Mais le cœur de leur contestation est juridique et politique. Ils rappellent avec insistance que M. Fils Aimé a été « formellement révoqué par une majorité qualifiée du Conseil Présidentiel de Transition ». En maintenant son autorité et en continuant à gouverner, il placerait le pays dans une zone grise, en dehors du « principe de légalité ». C’est sur cette base qu’ils dénoncent avec la plus grande vigueur la signature d’un contrat avec la société Evergreen Trading System Limited. D’un montant supérieur à 500 millions de dollars américains, ce programme de sécurisation des frontières est perçu comme un acte de gouvernance illégitime. « Sans transparence ni base institutionnelle légale et légitime clairement établie », ce contrat soulève, selon eux, des interrogations majeures sur la préservation de la souveraineté nationale et la qualité des décideurs impliqués.

Le « Pacte National » : un remède pire que le mal ?

C’est dans ce contexte d’illégitimité que s’inscrit le « Pacte National pour la stabilité et l’organisation des élections ». Loin d’être perçu comme une solution, il est analysé par les signataires comme un facteur supplémentaire d’instabilité. Ils y voient un « arrangement politique circonstanciel et limité », conclu entre « des acteurs fragilisés en quête de repositionnement ».

Ces acteurs seraient précisément ceux qui, par le passé, ont été « à l’origine des échecs successifs que le pays enregistre ces dernières années : transitions avortées, accords non respectés, institutions affaiblies ». En d’autres termes, la déclaration conjointe accuse une certaine classe politique de vouloir recycler ses pratiques et ses hommes, incapables de sortir le pays de l’ornière. Elle rejette également l’idée d’un exécutif monocéphale, arguant que les exemples du passé démontrent qu’un Premier ministre seul ne peut conduire la nation vers des élections crédibles.

Aussi, le problème de la tenue d’élections futures est au cœur des préoccupations. Les signataires soulèvent un point crucial : le conflit d’intérêts potentiel de M. Fils Aimé. Ils affirment que ce dernier avait déjà présenté son propre candidat à la présidence avant même l’échéance du 7 février et que plusieurs membres de son cabinet seraient également candidats. Comment, dans ces conditions, un Premier ministre contesté pourrait-il garantir un scrutin « libre, équitable et transparent » ? Cette situation, selon eux, compromet irrémédiablement les conditions d’impartialité nécessaires.

Une réorientation souverainiste des relations internationales

La déclaration ne se limite pas aux aspects internes. Elle adresse un message clair aux partenaires internationaux d’Haïti. Les signataires appellent à une « renégociation lucide et équilibrée » des relations internationales. Avec une fierté légitime, ils rappellent la place unique d’Haïti dans l’histoire en tant que « première République noire indépendante, issue d’une révolution antiesclavagiste ».
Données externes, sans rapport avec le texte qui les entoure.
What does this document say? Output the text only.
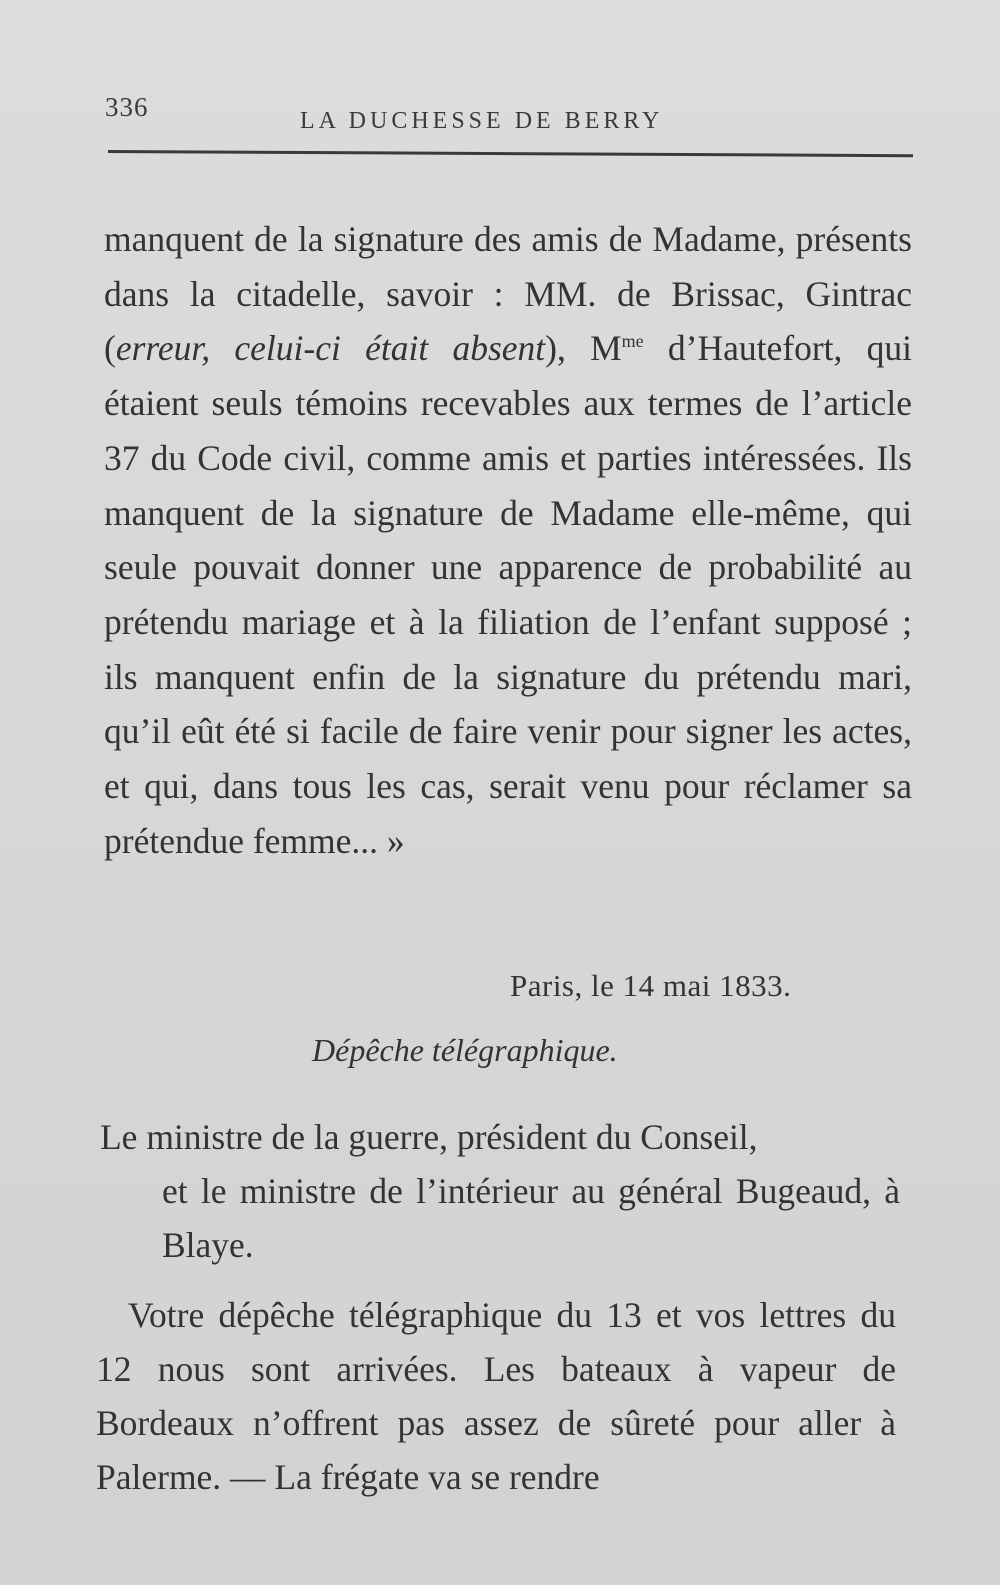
336	LA DUCHESSE DE BERRY

manquent de la signature des amis de Madame, présents dans la citadelle, savoir : MM. de Brissac, Gintrac (erreur, celui-ci était absent), $M^{me}$ d’Hautefort, qui étaient seuls témoins recevables aux termes de l’article 37 du Code civil, comme amis et parties intéressées. Ils manquent de la signature de Madame elle-même, qui seule pouvait donner une apparence de probabilité au prétendu mariage et à la filiation de l’enfant supposé ; ils manquent enfin de la signature du prétendu mari, qu’il eût été si facile de faire venir pour signer les actes, et qui, dans tous les cas, serait venu pour réclamer sa prétendue femme... »

Paris, le 14 mai 1833.
Dépêche télégraphique.
Le ministre de la guerre, président du Conseil,
et le ministre de l’intérieur au général Bugeaud, à Blaye.

Votre dépêche télégraphique du 13 et vos lettres du 12 nous sont arrivées. Les bateaux à vapeur de Bordeaux n’offrent pas assez de sûreté pour aller à Palerme. — La frégate va se rendre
Ce rappel historique n’est pas anodin. Il sert de fondement à une exigence de respect et de dignité. Haïti, affirment-ils, « ne peut être réduite à un espace d’expérimentation géopolitique ». Les partenariats futurs doivent reposer sur la « coopération équitable, la coresponsabilité et la non-ingérence ». C’est une fin de non-recevoir à toute forme de tutelle déguisée et un appel à traiter Haïti en partenaire souverain, et non comme un territoire sous tutelle.

Face à l’impasse, les signataires proposent une alternative en six points : une solution haïtienne durable, un exécutif bicéphale équilibré, un accord politique inclusif, le respect des principes républicains, des élections crédibles après stabilisation sécuritaire, et des partenariats internationaux respectueux.

La déclaration conjointe se termine par un avertissement solennel : « La stabilité durable ne viendra ni de pactes imposés, ni d’alliances opportunistes, ni de manœuvres autoritaires ou dictatoriales, mais d’un sursaut national. »

Parmi les structures politiques signataires figurent : Debout Citoyen pour le rapatriement de la souveraineté nationale, Consensus politique pour le redressement national de la transition, l’Assemblée des signataires de l’Accord Montana, Consensus National Inclusif, Congres national de Ouanaminthe, RANFOR, Forum haïtien pour la paix et le développement ainsi que la Plateforme d’organisations de la diaspora.